Monday, October 31, 2011

Happy Halloween

The old Halloween cards stand in stark contrast to the Halloween decorations currently available in stores. I went to look for some decorations, because I want trick-or-treaters to see our house as a welcoming one. Unfortunately, about the only decorations I could find were severed limbs, ghouls with various nasty wounds, huge snarling rats, and plastic gravestones. The gravestones are O.K., but what happened to friendly ghosts, smiling jack-o-lanterns, black cats, and witches on broomsticks?



Here are the backs of the cards in the same order.

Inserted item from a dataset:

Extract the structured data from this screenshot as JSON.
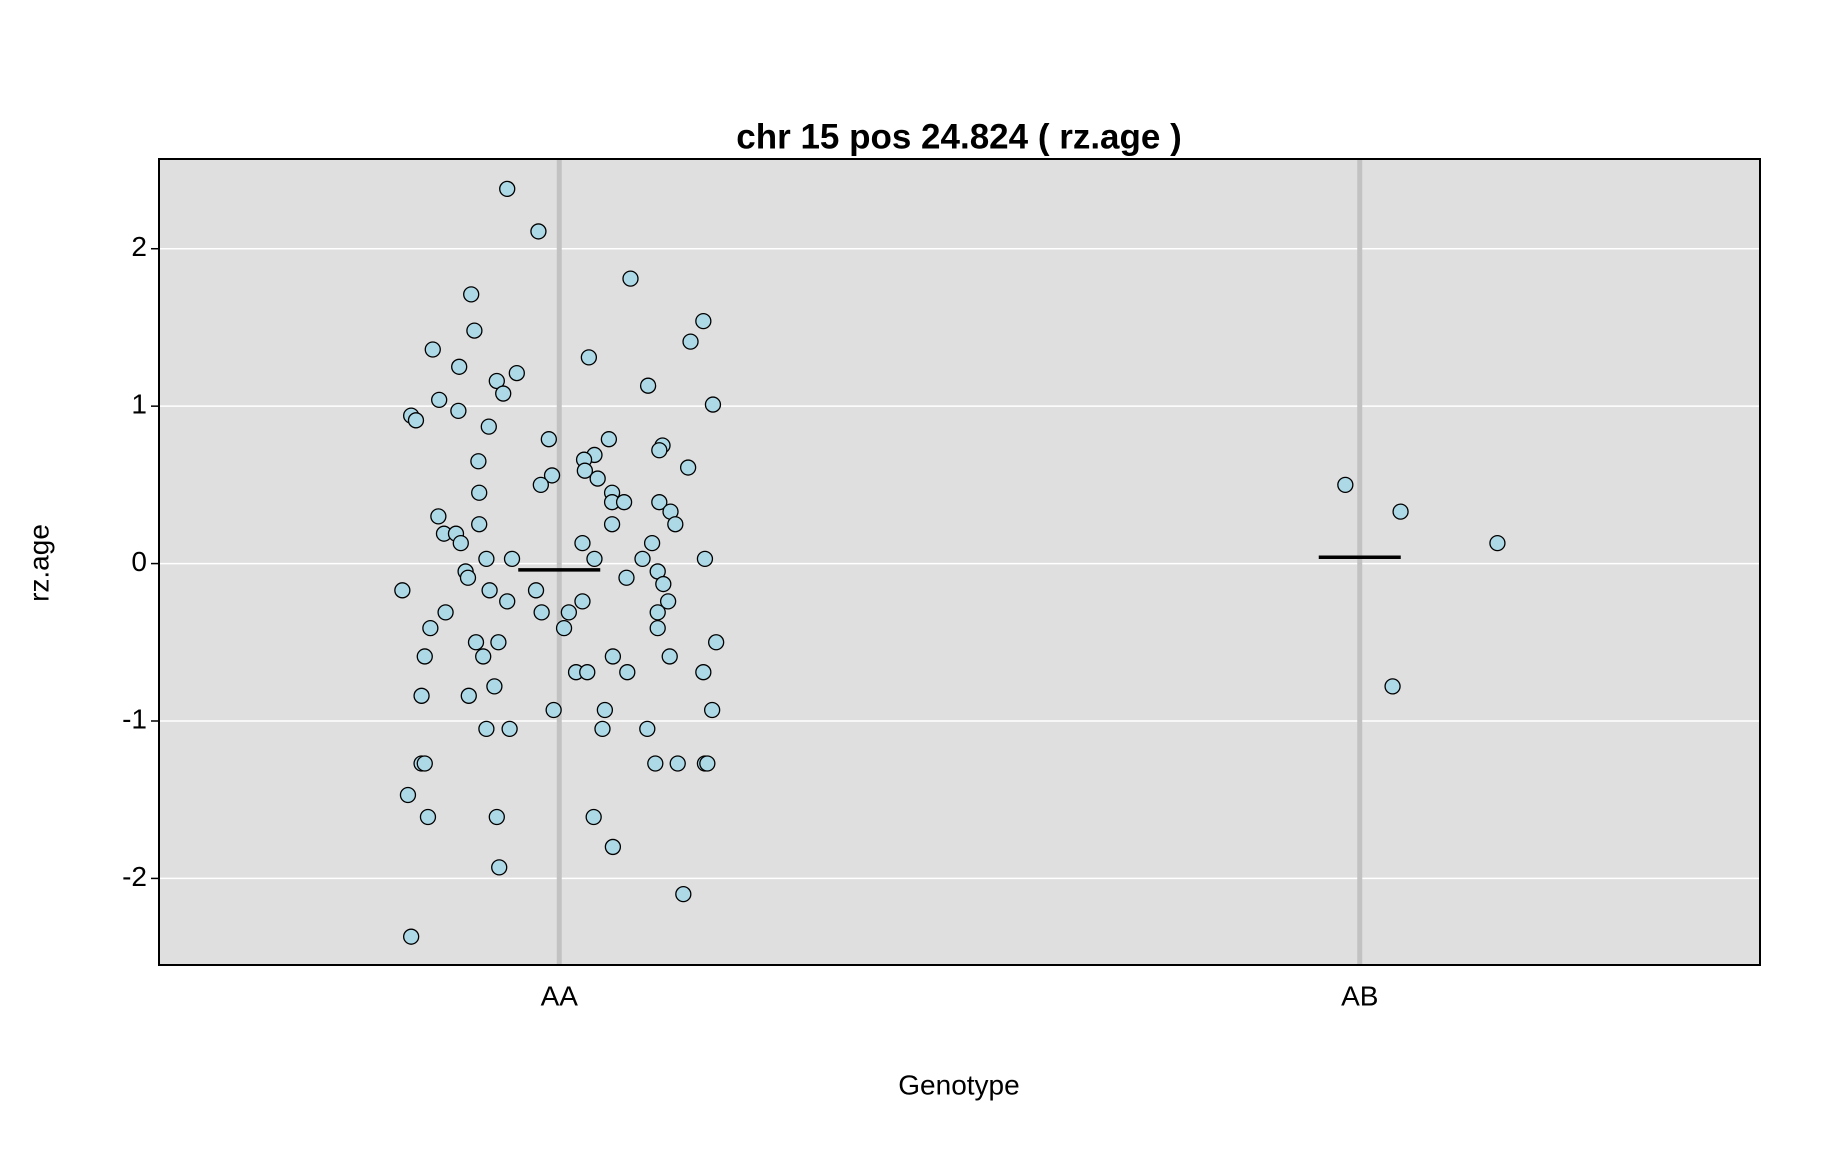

The message, sent to Miss Marian Bacon in Marietta, New York in 1922, reads:

Dear Marian,  How are you and Mama + Papa? Are you a good girl? Did you have a Jack O' lantern? It is cold her and has snowed quote a little this week. be a good little girl because Santa will soon be here. Your friend Ella

The second card was sent to Miss Louise Ely in Clyde, New York in 1909.

Friday, October 28, 2011

Lovelights Bussing

This bussing has nothing to do with four wheels. We're talking about kisses here.

 Bussing Meaning and Definition from Webster's Revised Unabridged Dictionary (1913)
Buss \Buss\ (b[u^]s), v. t. [imp. & p. p. Bussed (b[u^]st); p. pr. & vb. n. Bussing.] To kiss; esp. to kiss with a smack, or rudely. ``Nor bussed the milking maid.'' --Tennyson. Kissing and bussing differ both in this, We buss our wantons, but our wives we kiss. --Herrick.

Other definitions do not offer a distinction between bussing and kissing, but refer to a relationship to the French word for kissing (baiser) or Welsh and Gaelic words for lips (bus).


These postcards were released in 1909 just about the time the tungsten filament light bulb was being introduced. That's not to say that the events are related in any way, although it's a possibility.
Here are the backs of the cards, which are almost as fun!


The message to Miss Myrl Grose of Muncie, Indiana, reads:

Dear Friend Myrl. I have not heard from you and I want you to write because i am getting kind lonesom down here because you dont write so be sure and write if nothing is the matter
I love my hugging But oh your Kisses,,
Be sure and write me onley get a bout a week and half to work and I will be up their.
By By
From Yours truley
Emerson Hiday (?)
Brightwood 2138 Denot St.(?) 

 Interesting that the back of the last one is different.

Be sure to stop by Sepia Saturday, where you may see a different kind of bus. You can see more cards from the Lovelights series here at Postcard Roundup, and here at Postcardy.

Thursday, October 27, 2011

Frog in Your Throat

Frog in Your Throat was a popular brand of throat lozenges at the turn of the century.  They printed a number of cards like this one around 1905 that generally featured a lovely lady in the foreground and a leering frog in the background. The lozenges contained licorice, coltsfoot, wild cherry bark, horehound, cubeb, capsicum, menthol, potassium bitartrate, peppermint, sugar, and other aromatics. Here's a link to a website that shows a nice collection of Frog in Your Throat ephemera.


The back of the card is nice too. It's labeled as a Private Mailing Card instead of a postcard. Prior to the congressional act in 1898, the US Government had a monopoly on printing postcards. After 1898, private mailing cards were allowed, but until 1907 only the address and no message was allowed on the back of the card. That means that a lot of these cards are mysterious; unless the sender wrote on the picture side, there's little indication of who sent it.

While we don't know who sent the card, we do know that it was sent to Miss Prudence Davis of Portland, Maine. A short search revealed that Prudence Augusta Davis (of the same address) studied at Smith College and married Melville H. Marston on Thursday, November 6, 1913.